Né à Oran en Algérie, le chanteur s’installe en 1965 avec sa famille dans la capitale bretonne. Bercé de rock anglais et américain, l’étudiant en anglais d’alors se met à fréquenter assidûment la boutique Disques 2000, située rue de Brest. «Il était fan du Velvet Underground. Il venait là pour se ressourcer et se cultiver. Toute la scène musicale rennaise venait d’ailleurs s’approvisionner chez nous», raconte Hervé Bordier, ancien disquaire.

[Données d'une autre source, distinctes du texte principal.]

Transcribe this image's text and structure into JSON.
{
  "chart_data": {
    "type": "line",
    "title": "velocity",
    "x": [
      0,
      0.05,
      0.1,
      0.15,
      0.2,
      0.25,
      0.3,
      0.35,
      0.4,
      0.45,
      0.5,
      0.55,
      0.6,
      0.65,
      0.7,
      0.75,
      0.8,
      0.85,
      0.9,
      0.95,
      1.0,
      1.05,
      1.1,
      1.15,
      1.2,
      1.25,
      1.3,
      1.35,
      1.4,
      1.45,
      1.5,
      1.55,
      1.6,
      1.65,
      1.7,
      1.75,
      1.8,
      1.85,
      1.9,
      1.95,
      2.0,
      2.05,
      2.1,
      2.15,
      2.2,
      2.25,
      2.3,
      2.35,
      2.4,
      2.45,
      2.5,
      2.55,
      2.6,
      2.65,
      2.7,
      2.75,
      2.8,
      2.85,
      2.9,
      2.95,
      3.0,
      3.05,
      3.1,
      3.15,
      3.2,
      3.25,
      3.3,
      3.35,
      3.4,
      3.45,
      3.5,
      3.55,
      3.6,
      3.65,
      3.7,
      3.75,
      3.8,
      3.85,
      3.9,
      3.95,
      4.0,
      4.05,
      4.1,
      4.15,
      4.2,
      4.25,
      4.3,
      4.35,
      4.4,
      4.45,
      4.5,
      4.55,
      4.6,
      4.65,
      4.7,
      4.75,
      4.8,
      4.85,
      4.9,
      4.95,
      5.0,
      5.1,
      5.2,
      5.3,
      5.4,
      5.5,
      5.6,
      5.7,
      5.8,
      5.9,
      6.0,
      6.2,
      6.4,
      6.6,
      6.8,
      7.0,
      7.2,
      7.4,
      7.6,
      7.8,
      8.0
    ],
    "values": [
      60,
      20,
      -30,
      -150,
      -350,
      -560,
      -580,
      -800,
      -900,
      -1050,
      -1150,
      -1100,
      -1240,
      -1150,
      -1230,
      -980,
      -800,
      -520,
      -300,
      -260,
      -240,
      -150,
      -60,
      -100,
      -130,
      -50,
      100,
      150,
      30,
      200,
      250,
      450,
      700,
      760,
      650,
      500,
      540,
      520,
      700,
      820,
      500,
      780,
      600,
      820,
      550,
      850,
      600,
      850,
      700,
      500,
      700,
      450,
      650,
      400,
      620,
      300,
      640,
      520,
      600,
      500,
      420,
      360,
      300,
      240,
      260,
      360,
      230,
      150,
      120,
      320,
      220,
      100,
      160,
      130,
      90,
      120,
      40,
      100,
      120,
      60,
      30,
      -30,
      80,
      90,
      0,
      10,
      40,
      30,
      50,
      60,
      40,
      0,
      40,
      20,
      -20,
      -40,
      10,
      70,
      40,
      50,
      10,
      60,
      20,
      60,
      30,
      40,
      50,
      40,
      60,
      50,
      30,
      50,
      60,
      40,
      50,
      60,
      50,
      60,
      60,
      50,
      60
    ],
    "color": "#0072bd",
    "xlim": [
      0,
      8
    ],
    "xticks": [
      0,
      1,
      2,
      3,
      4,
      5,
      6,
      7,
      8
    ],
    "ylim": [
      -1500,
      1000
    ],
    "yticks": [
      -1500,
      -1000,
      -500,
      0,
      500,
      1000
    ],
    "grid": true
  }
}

Premier album et premier concert aux Trans Musicales

C’est à cette époque qu’il commence à se lier d’amitié avec les musiciens de Marquis de Sade, groupe culte pour les amateurs de rock et de new wave. «Tous les musiciens rennais et les punks se retrouvaient à l’Epée, rue Vasselot, ou au Drugstore. C’était une époque de fêtes incroyables, les nuits rennaises étaient chouettes», se souvient Frank Darcel, co-fondateur et guitariste de Marquis de Sade.

A la fin des années 70, Etienne Daho n’est pas encore chanteur mais plutôt Dj et organisateur de concerts. En 1979, il est toutefois programmé pour la première édition des Trans Musicales salle de la Cité avec sa bande «Les deux fils dénudés de la dynamo».

Le déclic intervient en 1980. Associé à Richard Dumas, désormais photographe pour l’agence Vu, Etienne Daho planche alors sur une démo. «Séduit par son univers», Frank Darcel lui file un coup de main sur cette maquette qui donnera naissance au premier album de Daho Mythomane, sorti en 1981 chez Virgin.

Entretemps, le chanteur s’est produit une nouvelle fois aux Trans, seul avec ses musiciens sur scène cette fois. «Il en garde un grand souvenir et moi aussi. D’un point de vue artistique, il n’a pas changé d’un iota depuis ce concert», souligne Hervé Bordier, co-fondateur avec Jean-Louis Brossard et Béatrice Macé des Trans.

Direction Paris après les premiers succès

Repéré avec le morceau Le Grand sommeil qui sort fin 1982, Etienne Daho décide de s’installer à Paris où il  enregistre son second album La Notte, La Notte, réalisé par Frank Darcel. Le succès est en marche avec l'énorme tube Week-end à Rome qui inonde les radios françaises.

La carrière d’Etienne Daho s’écrit alors sans sa bande de potes rennais, qui ne lui en tient pas rigueur pour autant. «Il m’a toujours envoyé ses albums avant la sortie. Il a un parcours très élégant et ne s’est jamais fourvoyé», indique Frank Darcel.

L’ancien guitariste de Marquis de Sade aura d’ailleurs l’occasion de reparler du bon temps samedi puisque c’est lui qui assurera la première partie d’Etienne Daho avec son nouveau groupe Republik.